En contra de lo que muchos opinan aún, la lactancia materna justo antes de comer favorece que nuestra hija coma mejor, al menos a nosotros nos funciona bien así. El pediatra de E. nos llegó a recomendar hace meses que la dejáramos sin comer un par de horas para que luego lo cogiera con ganas, pero al intentarlo lo único que conseguimos es que estuviera muy nerviosa y quejicosa en la trona, que tirara toda la comida al suelo y acabara llorando de desesperación. Una y no más. Ahora siempre le doy el pecho antes de sentarla en la trona y se queda tan feliz, dispuesta a probar casi cualquier cosa que le demos de comer, eso sí, si no es de textura cremosa.

Normalmente le damos algo de carne bien picada, porque no mastica, solo lo marea un poco de lado a lado en la boca y lo traga. Puede comer, pollo, merluza, dorada, conejo, cordero, ternera... Cualquier tipo de carne que sea jugosa y blandita, preferiblemente a la plancha (pues cocido queda mu seco) y sin sal.

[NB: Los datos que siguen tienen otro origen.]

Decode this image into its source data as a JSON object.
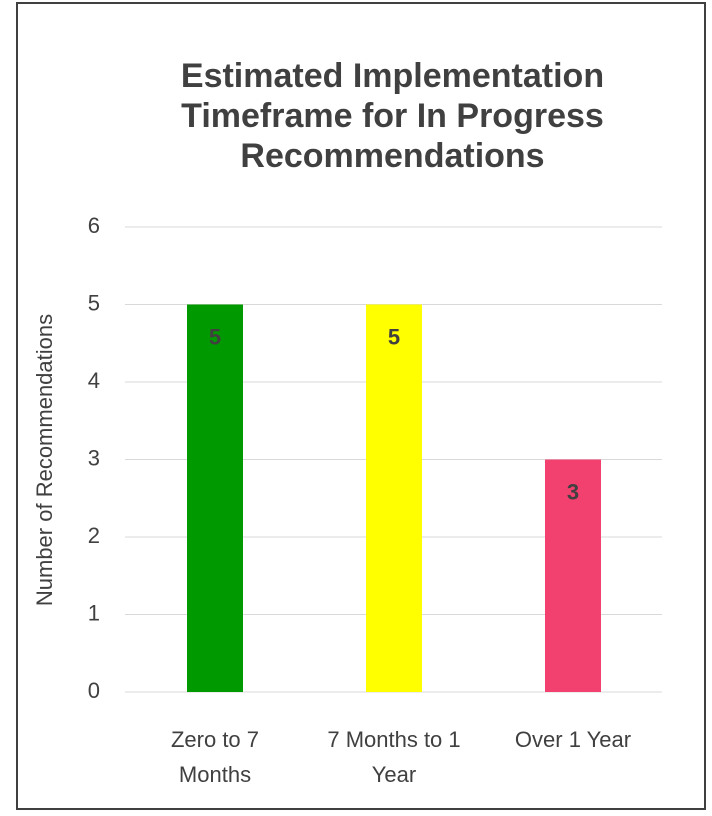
{
  "chart_data": {
    "type": "bar",
    "title": "Estimated Implementation Timeframe for In Progress Recommendations",
    "y_label": "Number of Recommendations",
    "categories": [
      "Zero to 7 Months",
      "7 Months to 1 Year",
      "Over 1 Year"
    ],
    "values": [
      5,
      5,
      3
    ],
    "colors": [
      "#009900",
      "#ffff00",
      "#f2406f"
    ],
    "ylim": [
      0,
      6
    ],
    "yticks": [
      0,
      1,
      2,
      3,
      4,
      5,
      6
    ],
    "grid": true,
    "data_labels": true
  }
}
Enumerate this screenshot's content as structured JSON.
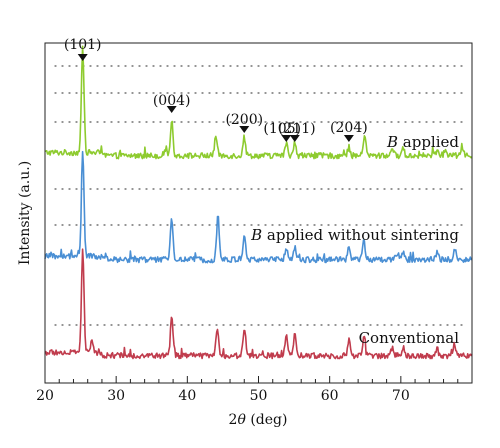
{
  "chart_data": {
    "type": "line",
    "xlabel_prefix": "2",
    "xlabel_symbol": "θ",
    "xlabel_suffix": " (deg)",
    "ylabel": "Intensity (a.u.)",
    "xlim": [
      20,
      80
    ],
    "xticks": [
      20,
      30,
      40,
      50,
      60,
      70
    ],
    "grid": "dotted horizontal reference lines per series",
    "legend": "none (series labelled inline, right side)",
    "peaks": [
      {
        "label": "(101)",
        "x": 25.3
      },
      {
        "label": "(004)",
        "x": 37.8
      },
      {
        "label": "(200)",
        "x": 48.0
      },
      {
        "label": "(105)",
        "x": 53.9
      },
      {
        "label": "(211)",
        "x": 55.1
      },
      {
        "label": "(204)",
        "x": 62.7
      }
    ],
    "series": [
      {
        "name_italic": "B",
        "name_rest": " applied",
        "color": "#8ecb2f",
        "baseline": 0,
        "peaks": [
          [
            25.3,
            100
          ],
          [
            36.9,
            6
          ],
          [
            37.8,
            33
          ],
          [
            44.0,
            19
          ],
          [
            48.0,
            18
          ],
          [
            53.9,
            12
          ],
          [
            55.1,
            14
          ],
          [
            62.7,
            8
          ],
          [
            64.9,
            20
          ],
          [
            68.8,
            7
          ],
          [
            70.3,
            7
          ],
          [
            75.1,
            5
          ],
          [
            76.2,
            4
          ],
          [
            78.6,
            9
          ]
        ]
      },
      {
        "name_italic": "B",
        "name_rest": " applied without sintering",
        "color": "#4a8fd4",
        "baseline": 0,
        "peaks": [
          [
            25.3,
            100
          ],
          [
            37.8,
            39
          ],
          [
            44.3,
            43
          ],
          [
            48.0,
            22
          ],
          [
            53.9,
            12
          ],
          [
            55.1,
            12
          ],
          [
            62.7,
            10
          ],
          [
            64.8,
            18
          ],
          [
            69.5,
            6
          ],
          [
            70.3,
            8
          ],
          [
            75.1,
            6
          ],
          [
            77.6,
            10
          ]
        ]
      },
      {
        "name": "Conventional",
        "color": "#c03c4d",
        "baseline": 0,
        "peaks": [
          [
            25.3,
            100
          ],
          [
            26.6,
            12
          ],
          [
            37.8,
            38
          ],
          [
            44.2,
            25
          ],
          [
            48.0,
            27
          ],
          [
            53.9,
            17
          ],
          [
            55.1,
            21
          ],
          [
            62.7,
            15
          ],
          [
            64.8,
            18
          ],
          [
            68.8,
            8
          ],
          [
            70.3,
            8
          ],
          [
            75.1,
            6
          ],
          [
            77.5,
            11
          ]
        ]
      }
    ]
  }
}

Como es una niña que nunca ha comido papillas de cereales (hemos sido incapaces de conseguir que las comiera) ella come pan (de trigo, de espelta, o su preferido de centeno). A veces lo chupa, otras lo mordisquea e incluso va sacando las migas a pellizcos con los deditos y se las va comiendo.

Pan
Intentamos acompañar la carne con algo de verdura, pero es una asignatura pendiente el conseguir que la coma. Antes le gustaba la zanahoria y el brócoli, y ahora ni eso. Y si le damos de nuestras cremas de verduras pone cara de asco e incluso le dan arcadas, con lo buenas que son! Nos han recomendado que probemos añadiéndole un quesito, así que ya veremos a ver...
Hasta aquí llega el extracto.